What are your thoughts on the Cambridge University Help for Ukraine programme?

Andrii: This research would not have been possible without the exceptional support of the University of Cambridge and the members of the University of Cambridge’s Help for Ukraine programme. I would like to express my profound gratitude. You did not just open the doors of your university to us – you opened your hearts to everyone who wants to work in a united Europe.

Valentyna: My impressions of the Cambridge University Help for Ukraine programme are overwhelmingly positive. The scheme provides a unique and invaluable opportunity for researchers and scholars from Ukraine to continue their ongoing research within a secure environment. It not only facilitates their integration into the global scientific community, but also contributes significantly to the investment and strengthening of Ukrainian science, playing a pivotal role in the post-war reconstruction efforts in Ukraine.

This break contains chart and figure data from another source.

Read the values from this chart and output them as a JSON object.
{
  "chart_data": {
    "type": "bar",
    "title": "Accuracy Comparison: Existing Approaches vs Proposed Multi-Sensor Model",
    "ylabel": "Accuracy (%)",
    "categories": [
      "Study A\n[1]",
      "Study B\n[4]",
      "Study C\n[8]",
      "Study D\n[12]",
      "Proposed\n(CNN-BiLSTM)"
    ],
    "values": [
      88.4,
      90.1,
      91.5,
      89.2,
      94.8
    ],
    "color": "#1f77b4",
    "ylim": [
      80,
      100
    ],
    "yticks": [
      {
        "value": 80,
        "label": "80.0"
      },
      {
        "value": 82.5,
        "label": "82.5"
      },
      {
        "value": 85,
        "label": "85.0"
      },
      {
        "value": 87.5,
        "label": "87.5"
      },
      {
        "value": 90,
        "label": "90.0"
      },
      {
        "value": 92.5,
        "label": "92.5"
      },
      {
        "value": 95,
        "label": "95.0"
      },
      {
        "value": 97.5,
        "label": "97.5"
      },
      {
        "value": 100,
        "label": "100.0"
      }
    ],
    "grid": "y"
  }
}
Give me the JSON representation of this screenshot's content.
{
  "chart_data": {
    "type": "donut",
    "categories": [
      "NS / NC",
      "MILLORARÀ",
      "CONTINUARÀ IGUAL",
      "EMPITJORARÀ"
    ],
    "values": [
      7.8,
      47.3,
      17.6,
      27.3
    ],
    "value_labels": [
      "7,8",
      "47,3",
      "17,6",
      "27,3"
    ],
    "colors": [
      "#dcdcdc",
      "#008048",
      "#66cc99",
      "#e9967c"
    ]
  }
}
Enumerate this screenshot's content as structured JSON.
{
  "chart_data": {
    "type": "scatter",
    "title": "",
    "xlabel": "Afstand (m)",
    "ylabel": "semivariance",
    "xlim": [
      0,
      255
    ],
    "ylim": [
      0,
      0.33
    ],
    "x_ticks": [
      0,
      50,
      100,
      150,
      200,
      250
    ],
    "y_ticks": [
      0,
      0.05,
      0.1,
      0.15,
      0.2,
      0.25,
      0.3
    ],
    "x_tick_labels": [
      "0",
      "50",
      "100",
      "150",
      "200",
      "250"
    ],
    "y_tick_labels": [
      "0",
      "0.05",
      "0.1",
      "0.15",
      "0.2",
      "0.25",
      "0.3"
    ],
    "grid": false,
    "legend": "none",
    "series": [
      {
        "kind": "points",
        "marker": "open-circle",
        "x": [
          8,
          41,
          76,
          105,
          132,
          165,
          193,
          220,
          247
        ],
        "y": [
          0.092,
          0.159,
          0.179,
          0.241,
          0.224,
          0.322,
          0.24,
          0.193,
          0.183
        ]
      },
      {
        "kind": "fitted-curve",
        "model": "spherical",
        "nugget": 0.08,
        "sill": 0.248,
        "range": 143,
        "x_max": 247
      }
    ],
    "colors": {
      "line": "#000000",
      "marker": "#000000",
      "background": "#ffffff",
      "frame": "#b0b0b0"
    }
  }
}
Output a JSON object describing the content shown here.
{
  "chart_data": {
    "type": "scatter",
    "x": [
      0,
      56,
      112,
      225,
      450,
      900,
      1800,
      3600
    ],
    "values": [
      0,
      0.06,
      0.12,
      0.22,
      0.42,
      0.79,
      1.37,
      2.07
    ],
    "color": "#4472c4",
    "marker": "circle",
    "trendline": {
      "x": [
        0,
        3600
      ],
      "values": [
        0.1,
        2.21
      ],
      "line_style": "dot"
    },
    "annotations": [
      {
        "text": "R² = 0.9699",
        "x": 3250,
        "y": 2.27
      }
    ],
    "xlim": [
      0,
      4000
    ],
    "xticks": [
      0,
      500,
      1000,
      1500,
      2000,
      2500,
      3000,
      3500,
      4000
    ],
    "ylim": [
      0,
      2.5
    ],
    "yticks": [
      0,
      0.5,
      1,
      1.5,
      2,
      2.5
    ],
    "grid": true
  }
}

I wish to express my sincere appreciation to the University administration, the entire academic community and the faculties that advocated for the creation of this scheme. Their commitment serves as a significant signal of support and unity, especially during these challenging times. 

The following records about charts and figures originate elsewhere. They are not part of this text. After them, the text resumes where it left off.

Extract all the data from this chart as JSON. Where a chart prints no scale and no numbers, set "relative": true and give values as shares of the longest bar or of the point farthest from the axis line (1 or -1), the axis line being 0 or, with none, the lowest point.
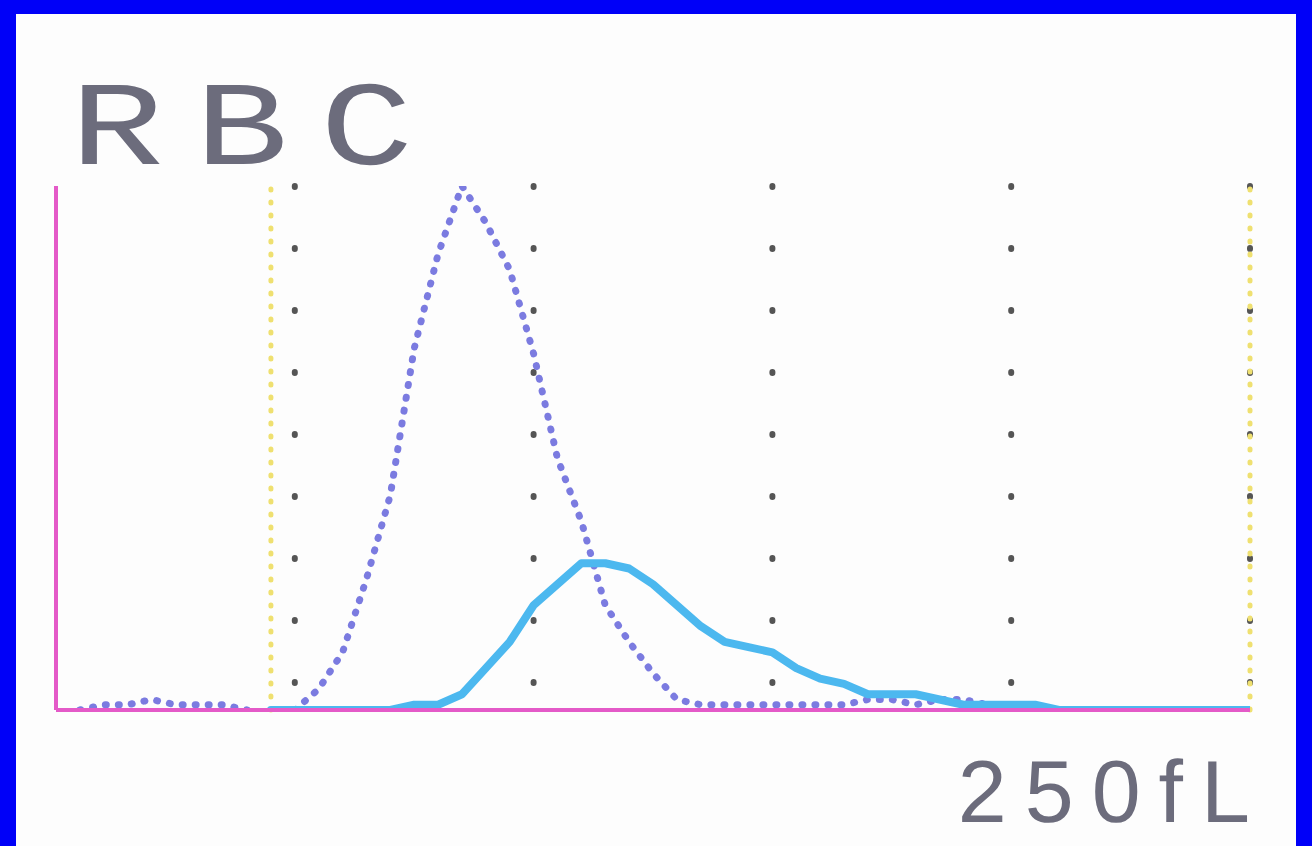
{
  "chart_data": {
    "type": "line",
    "title": "RBC",
    "relative": true,
    "grid": "x",
    "annotations": [
      "250fL"
    ],
    "categories": [
      null,
      null,
      null,
      null,
      null,
      null,
      null,
      null,
      null,
      null,
      null,
      null,
      null,
      null,
      null,
      null,
      null,
      null,
      null,
      null,
      null,
      null,
      null,
      null,
      null,
      null,
      null,
      null,
      null,
      null,
      null,
      null,
      null,
      null,
      null,
      null,
      null,
      null,
      null,
      null,
      null,
      null,
      null,
      null,
      null,
      null,
      null,
      null,
      null,
      null,
      null
    ],
    "series": [
      {
        "color": "#7b7be0",
        "line_style": "dotted",
        "values": [
          null,
          0,
          0.01,
          0.01,
          0.02,
          0.01,
          0.01,
          0.01,
          0,
          null,
          0,
          0.04,
          0.11,
          0.25,
          0.41,
          0.69,
          0.87,
          1,
          0.93,
          0.84,
          0.68,
          0.48,
          0.36,
          0.2,
          0.13,
          0.07,
          0.02,
          0.01,
          0.01,
          0.01,
          0.01,
          0.01,
          0.01,
          0.01,
          0.02,
          0.02,
          0.01,
          0.02,
          0.02,
          0.01,
          0.01,
          0,
          null,
          null,
          null,
          null,
          null,
          null,
          null,
          null,
          null
        ]
      },
      {
        "color": "#4cb8ef",
        "line_style": "solid",
        "values": [
          null,
          null,
          null,
          null,
          null,
          null,
          null,
          null,
          null,
          0,
          0,
          0,
          0,
          0,
          0,
          0.01,
          0.01,
          0.03,
          0.08,
          0.13,
          0.2,
          0.24,
          0.28,
          0.28,
          0.27,
          0.24,
          0.2,
          0.16,
          0.13,
          0.12,
          0.11,
          0.08,
          0.06,
          0.05,
          0.03,
          0.03,
          0.03,
          0.02,
          0.01,
          0.01,
          0.01,
          0.01,
          0,
          0,
          0,
          0,
          0,
          0,
          0,
          0,
          0
        ]
      }
    ]
  }
}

Looking ahead to your second year here with us, what are your hopes and goals for the future?

Andrii: I want to appreciate every day spent here. I am convinced that having gained experience in the scientific circles of the University of Cambridge, I will be able to bring great benefit to my Motherland in achieving our goals of post-war reconstruction.

Valentyna: I want to express my heartfelt appreciation for the chance to continue my academic journey at the University for another year. As for my plans in the coming year, I aim to actively broaden and intensify my research by involving a larger number of respondents. I am genuinely proud and grateful for the opportunity to be a part of this community.


About Professor Kondratiev

Andrii Kondratiev is a Professor of the Department of Materials Science and Engineering of Composite Structures, O.M. Beketov National University of Urban Economy in Kharkiv. His scientific and teaching activities are aimed at the development of the contemporary technologies and materials for mechanical engineering and infrastructure. His notable achievements include but are not limited to: A laureate of the President of Ukraine Award for young scientists; A laureate of the Parliament of Ukraine Award; A laureate of the Ukraine Scientist of the Year Award; A laureate of the Ukraine Young Scientist 2021 competition; A three-time scholarship holder of the Cabinet of Ministers of Ukraine for young scientists; and a three-time scholarship holder of Parliament of Ukraine for young scientists.

About Dr Shkuro

Valentyna Shkuro has a PhD in Psychology and is an Assistant Professor in the Department of Social Rehabilitation and Social Pedagogics, Taras Shevchenko National University of Kyiv. Her research goal is to create user prototypes; a persona for individuals using prosthetics, alongside formulating recommendations for fostering an inclusive architectural environment. She aspires to share her findings through publications and conference participation, thereby contributing to the dissemination of valuable experiences and promoting inclusivity. She also intends to present the findings and results to representatives of civil society and government authorities.